I was light with delight, but heavy with dread. As it turned out the dread was unwarranted: 2008 was a magical year, if only from a professional point of view. It was also the year that I finally felt fully in control of my powers, shaking off one of my perpetual self-doubts that I was not up to the job.
I would send one student out with a handshake and heartily welcome another one into the student's seat like a doctor would to patients. My mind would grasp a sentence and isolate the fascinating issue with it, scrawling it on paper for a graphical explanation. I had students explain the reason things are so with a perfect rendition of what I had taught. Naturally, a teacher's ego can easily go to far and take ownership of their student's learning when, in fact, it is the fruit of the student's talent and work that they have learnt. But I felt immense pride in these things I saw. And the friendships I made doing it were extraordinary: What other jobs can you help and chat with friends and get paid for it?

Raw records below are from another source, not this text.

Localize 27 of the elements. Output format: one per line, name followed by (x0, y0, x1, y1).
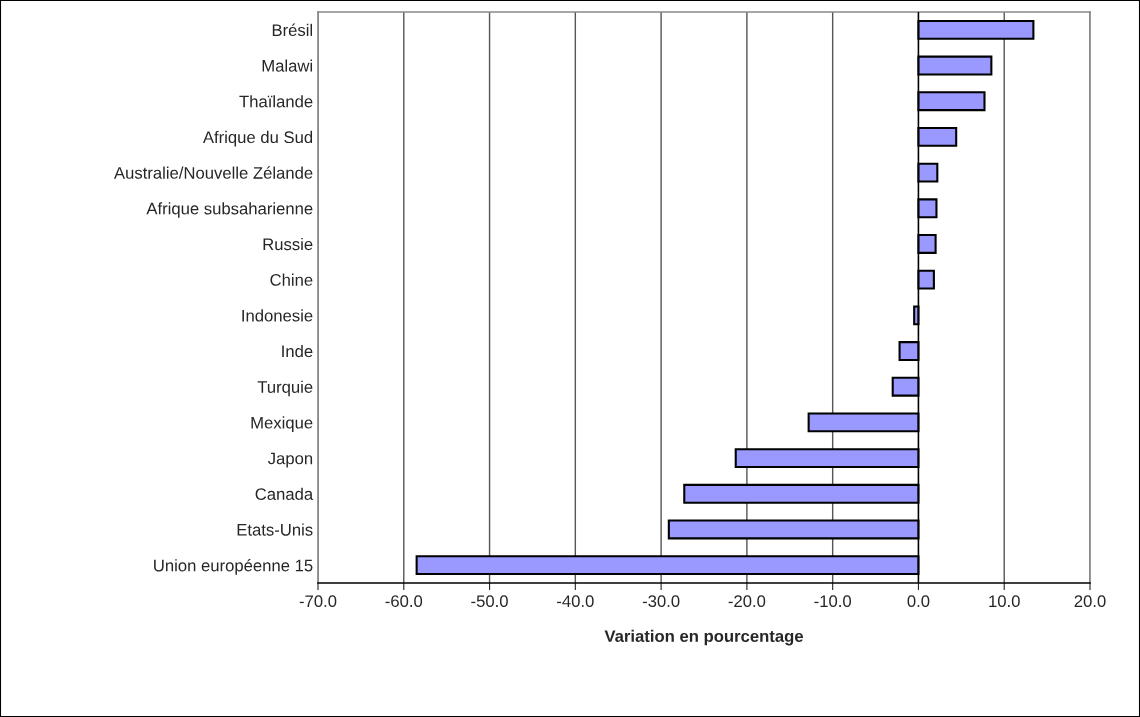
x-tick-label: -10.0 (814, 595, 852, 608)
y-tick-label: Union européenne 15 (154, 559, 313, 575)
y-tick-label: Canada (255, 487, 314, 500)
y-tick-label: Afrique subsaharienne (146, 202, 313, 218)
y-tick-label: Thaïlande (239, 95, 313, 108)
y-tick-label: Russie (263, 237, 313, 251)
x-tick-label: -20.0 (728, 595, 766, 608)
y-tick-label: Indonesie (242, 309, 313, 322)
x-tick-label: 0.0 (907, 595, 930, 608)
y-tick-label: Mexique (251, 416, 313, 432)
x-tick-label: -50.0 (471, 595, 508, 608)
x-tick-label: -60.0 (385, 595, 423, 608)
y-tick-label: Etats-Unis (237, 523, 313, 536)
y-tick-label: Malawi (262, 59, 313, 72)
x-tick-label: -70.0 (299, 595, 337, 608)
y-tick-label: Japon (267, 452, 313, 468)
y-tick-label: Inde (282, 344, 313, 358)
y-tick-label: Chine (270, 273, 313, 286)
y-tick-label: Afrique du Sud (202, 130, 313, 147)
y-tick-label: Australie/Nouvelle Zélande (114, 166, 313, 179)
x-tick-label: -30.0 (642, 595, 680, 608)
x-tick-label: 10.0 (989, 595, 1020, 608)
y-tick-label: Turquie (257, 380, 313, 397)
y-tick-label: Brésil (272, 23, 313, 37)
x-tick-label: 20.0 (1074, 595, 1106, 608)
x-tick-label: -40.0 (557, 595, 594, 608)
x-axis-title: Variation en pourcentage (604, 629, 803, 646)
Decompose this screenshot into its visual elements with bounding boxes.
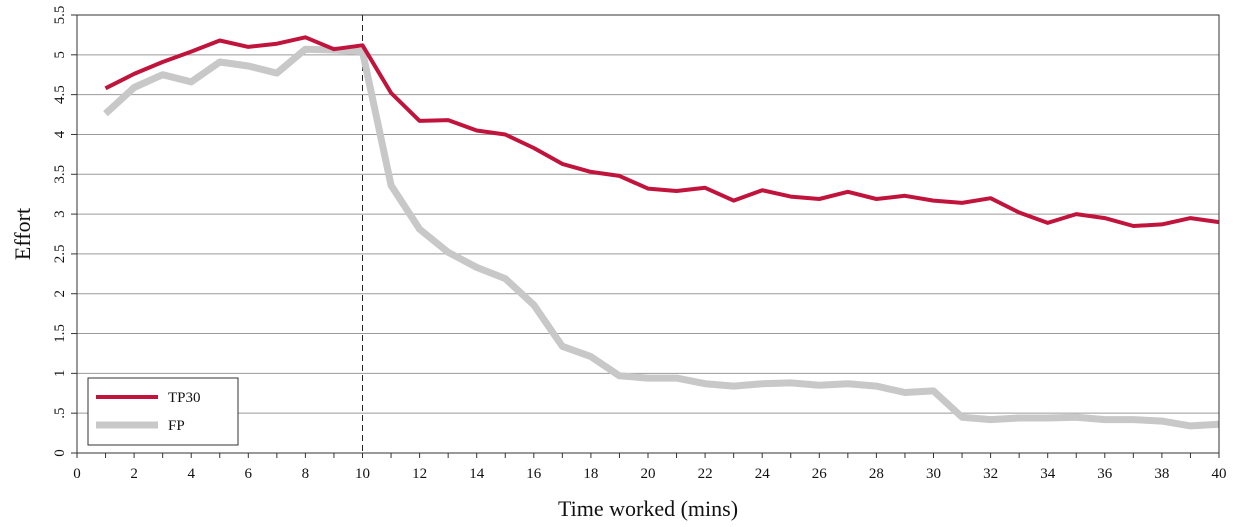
y-tick-label: 3.5 <box>52 165 68 184</box>
x-axis-title: Time worked (mins) <box>558 496 738 521</box>
x-tick-label: 20 <box>641 466 656 482</box>
y-tick-label: 2 <box>52 290 68 298</box>
legend-box <box>87 377 239 446</box>
x-tick-label: 2 <box>130 466 138 482</box>
x-tick-label: 22 <box>698 466 713 482</box>
y-tick-label: 0 <box>52 449 68 457</box>
x-tick-label: 30 <box>926 466 941 482</box>
series-lines <box>103 35 1220 430</box>
x-tick-label: 4 <box>187 466 195 482</box>
y-tick-label: .5 <box>52 408 68 419</box>
y-tick-label: 4.5 <box>52 85 68 104</box>
y-tick-label: 4 <box>52 130 68 138</box>
x-tick-label: 18 <box>583 466 598 482</box>
y-tick-label: 3 <box>52 210 68 218</box>
x-tick-label: 40 <box>1212 466 1227 482</box>
legend-label-fp: FP <box>168 418 185 434</box>
x-tick-label: 16 <box>526 466 542 482</box>
x-axis-ticks: 0 2 4 6 8 10 12 14 16 18 20 22 24 26 28 30 32 34 36 38 40 <box>73 453 1227 482</box>
x-tick-label: 8 <box>302 466 310 482</box>
x-tick-label: 32 <box>983 466 998 482</box>
y-tick-label: 2.5 <box>52 245 68 264</box>
plot-frame <box>76 14 1220 454</box>
x-tick-label: 14 <box>469 466 485 482</box>
x-tick-label: 12 <box>412 466 427 482</box>
x-tick-label: 24 <box>755 466 771 482</box>
y-axis-ticks: 0 .5 1 1.5 2 2.5 3 3.5 4 4.5 5 5.5 <box>52 6 77 457</box>
x-tick-label: 0 <box>73 466 81 482</box>
y-tick-label: 1.5 <box>52 324 68 343</box>
x-tick-label: 38 <box>1154 466 1169 482</box>
x-tick-label: 36 <box>1097 466 1113 482</box>
legend-label-tp30: TP30 <box>168 390 201 406</box>
x-tick-label: 10 <box>355 466 370 482</box>
y-axis-title: Effort <box>10 208 35 260</box>
y-tick-label: 5 <box>52 51 68 59</box>
series-line-fp <box>103 45 1220 430</box>
series-line-tp30 <box>104 35 1220 228</box>
x-tick-label: 6 <box>245 466 253 482</box>
gridlines <box>77 14 1219 454</box>
y-tick-label: 5.5 <box>52 6 68 25</box>
x-tick-label: 26 <box>812 466 828 482</box>
legend: TP30 FP <box>87 377 239 446</box>
y-tick-label: 1 <box>52 370 68 378</box>
x-tick-label: 34 <box>1040 466 1056 482</box>
x-tick-label: 28 <box>869 466 884 482</box>
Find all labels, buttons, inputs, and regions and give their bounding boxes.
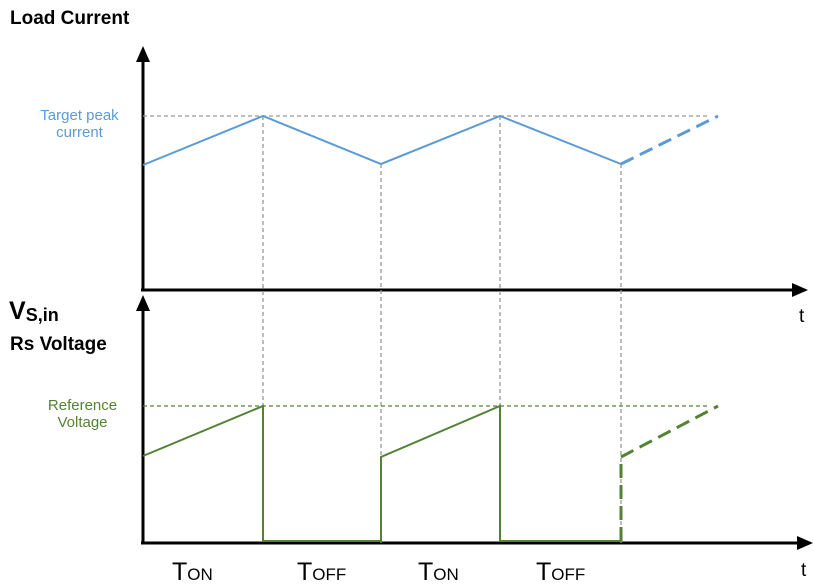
target-peak-line1: Target peak bbox=[40, 107, 119, 124]
reference-line1: Reference bbox=[47, 397, 118, 414]
phase-label-ton: TON bbox=[418, 558, 459, 587]
phase-big: T bbox=[172, 558, 188, 586]
reference-line2: Voltage bbox=[57, 414, 108, 432]
reference-voltage-label: Reference Voltage bbox=[25, 397, 140, 432]
rs-voltage-title: Rs Voltage bbox=[10, 334, 107, 355]
bottom-x-arrowhead bbox=[797, 536, 813, 550]
load-current-projection bbox=[620, 114, 719, 166]
bottom-y-arrowhead bbox=[136, 295, 150, 311]
phase-big: T bbox=[297, 558, 313, 586]
bottom-t-axis-label: t bbox=[801, 560, 807, 581]
top-t-axis-label: t bbox=[799, 306, 805, 327]
phase-label-toff: TOFF bbox=[297, 558, 346, 587]
sense-voltage-waveform bbox=[142, 404, 621, 542]
vertical-guides bbox=[262, 116, 622, 543]
target-peak-label: Target peak current bbox=[22, 107, 137, 142]
axes bbox=[141, 58, 804, 545]
top-x-arrowhead bbox=[792, 283, 808, 297]
phase-small: ON bbox=[433, 565, 459, 584]
phase-label-toff: TOFF bbox=[536, 558, 585, 587]
top-y-arrowhead bbox=[136, 46, 150, 62]
load-current-title: Load Current bbox=[10, 8, 130, 29]
axis-arrowheads bbox=[136, 46, 813, 550]
vs-in-title: VS,in bbox=[9, 297, 59, 326]
phase-small: OFF bbox=[551, 565, 586, 584]
sense-voltage-projection bbox=[619, 404, 719, 541]
target-peak-line2: current bbox=[56, 124, 103, 142]
phase-label-ton: TON bbox=[172, 558, 213, 587]
vs-main: V bbox=[9, 297, 26, 325]
phase-small: ON bbox=[187, 565, 213, 584]
vs-subscript: S,in bbox=[25, 305, 59, 325]
phase-big: T bbox=[536, 558, 552, 586]
phase-big: T bbox=[418, 558, 434, 586]
phase-small: OFF bbox=[312, 565, 347, 584]
load-current-waveform bbox=[142, 114, 622, 166]
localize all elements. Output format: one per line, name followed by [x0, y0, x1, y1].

The decline when it came was not a surprise. Over the last New Year, I made plans in its anticipation. My industry, workplace training, is the kind that prospers in the good time and struggles in the bad. My income halved between 20 February and the 10 March this year. The dying phase has been an enjoyable time in that I've been able to travel, write and learn. While it was alive, this enterprise of mine, I hoped to breathe it back into life; and now, partly on a whim, I've set it aside, asleep, perhaps forever.
Naturally, this is just the ending of one phase of life. Another one is forming for me. But it is a time to look back on the passing of this entity. It was sad to leave both rooms that for quite some time have been mine. I could literally walk in and kick out those inside irrespective of title because I had it booked! I had my own cupboard with tea-cups, tea and books. They are now forbidden ground. I'll have the chance to see some of my students again first in my farewell and some in their home countries.
This has been a special four years and I will cherish it greatly.